İnekleri tarlaya saldım. Çobana giden bilir ,inekler çayıra girince bir beş dakika çayırda dolanır ve bir yer beğenir ve oradan otlamaya başlardı ve bir birbuçuk saat etraflarında gezine gezine otlarlardı çok kıpraşmadan sağa sola. Neyse inekler tarlaya yerleştiler,gözüm doğal olarak elmasta. Ziyana gidebileceği tek tarla Yusuf Hocaların çapa yaptığı mısır tarlası diğer tarlalar hep çayır çimen. Hocanın tarlasında da beş kişi çapa yaptığından elmasın cesaret edip tarlaya girebileceğine ihtimal vermediğimden bir süre sonra hem selam vermek (adettendir) hem de başarımı paylaşıp onun takdirlerini toplamak dahası hocayı mutlu etmek başarımdan ötürü. (çocukça öyle düşünmüşüm benim okul başarımdan mutlu olur sevinir diye).
Yanlarına gittim selamım verdim o her zamanki mütebessim çehresiyle selamımı aldı hal hatır sordu. Ben de okuldan ve takdirlerimden bahsetmeye başladım.(ara ara dönüp arkaya bakıyorum elmas yerinde duruyor mu diye ) Baktım asayiş berkemal ben hocayla sohbete daldım.Nasıl okul birincisi olduğumu hayallerimi falan anlatıyorum tatlı tatlı muhabbet ediyoruz anlayacağınız. Sonra birden bir hareketlenme bir patırtı oldu.
Yusuf Hoca elindeki çapayı kaldırıp " ineğin tarlaya girmiş burada muhabbet edeceğine ineğine sahip çıksana, başlarım senin takdirlerinden vs" (tabi bunları adigebze söylüyor) saydırmaya başladı. Yüzündeki tebessüm kaybolmuş yerini düşmanca bir kin bürümüştü adeta.
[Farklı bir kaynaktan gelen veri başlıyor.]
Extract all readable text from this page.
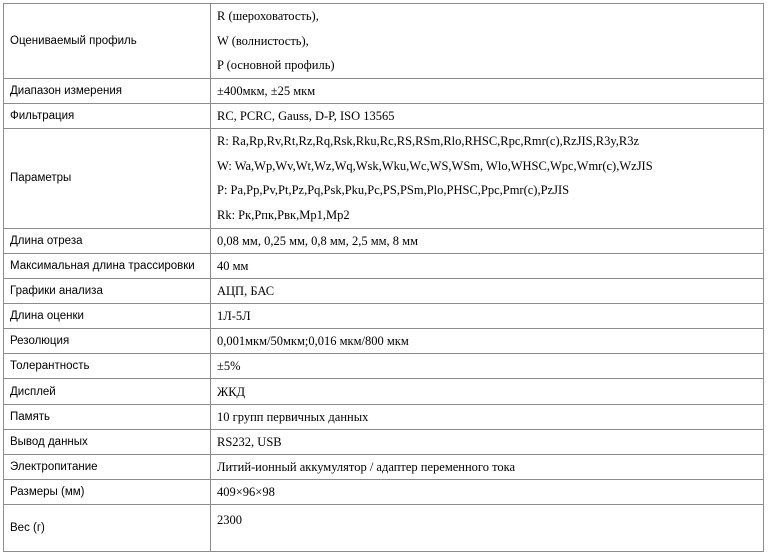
Оцениваемый профиль	R (шероховатость),
W (волнистость),
P (основной профиль)

Диапазон измерения	±400мкм, ±25 мкм
Фильтрация	RC, PCRC, Gauss, D-P, ISO 13565
Параметры	R: Ra,Rp,Rv,Rt,Rz,Rq,Rsk,Rku,Rc,RS,RSm,Rlo,RHSC,Rpc,Rmr(c),RzJIS,R3y,R3z
W: Wa,Wp,Wv,Wt,Wz,Wq,Wsk,Wku,Wc,WS,WSm, Wlo,WHSC,Wpc,Wmr(c),WzJIS
P: Pa,Pp,Pv,Pt,Pz,Pq,Psk,Pku,Pc,PS,PSm,Plo,PHSC,Ppc,Pmr(c),PzJIS
Rk: Рк,Рпк,Рвк,Мр1,Мр2

Длина отреза	0,08 мм, 0,25 мм, 0,8 мм, 2,5 мм, 8 мм
Максимальная длина трассировки	40 мм
Графики анализа	АЦП, БАС
Длина оценки	1Л-5Л
Резолюция	0,001мкм/50мкм;0,016 мкм/800 мкм
Толерантность	±5%
Дисплей	ЖКД
Память	10 групп первичных данных
Вывод данных	RS232, USB
Электропитание	Литий-ионный аккумулятор / адаптер переменного тока
Размеры (мм)	409×96×98
Вес (г)	2300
Dönüp baktığımda bizim yaramaz inek elması mısır tarlasının yukarısında mısırların tepelerini afiyetle mideye indirirken gördüm. Sen yukarıdan dolaş gel,tarlada insan var falan aldırma ve hangi ara geldin mübarek. Tabi ben ayaklarım götüme vura vura koşup elması tarladan çıkardım en fazla beş on mısırın tepesini koparmıştı ki mısırlar birkaç güne kalmaz eski haline döneceklerdi yani aslında zarar yoktu.
Elması olması gereken yere yani çayıra getirdikten sonra bir beş dakika kendime gelmek için bekledim. Şok olmuştum zira.Yusuf Hocadan öylesine bir tepki hiç beklemiyordum. Kalbim çok kırılmıştı. Tarlasının neredeyse yarısını yedikleri Yaşar abi bile böylesine tepki vermemişti. Hem mısırlar yeniden büyüyecekti ki. Bir yandan kafamdan bunlar geçiyor bir yandan Yusuf Hocanın o dehşet yüz ifadesi gözümün önünden gitmiyordu.
Velhasıl o günden sonra Yusuf Hocaya olan bütün sempatim kayboldu ve ondan nefret etmeye başladım. Gerçek yüzünü görmüştüm. Geçenlerde öldüğünü söylediler,umurumda olmadı hala kalbimin kırık olduğunu farkettim.
Bugünkü cemaat ve iktidar arasındaki dershane çatışması bana bu anımı hatırlattı. Sanırım hocaların mısır tarlası onların gerçek yüzünü ortaya çıkarıyor.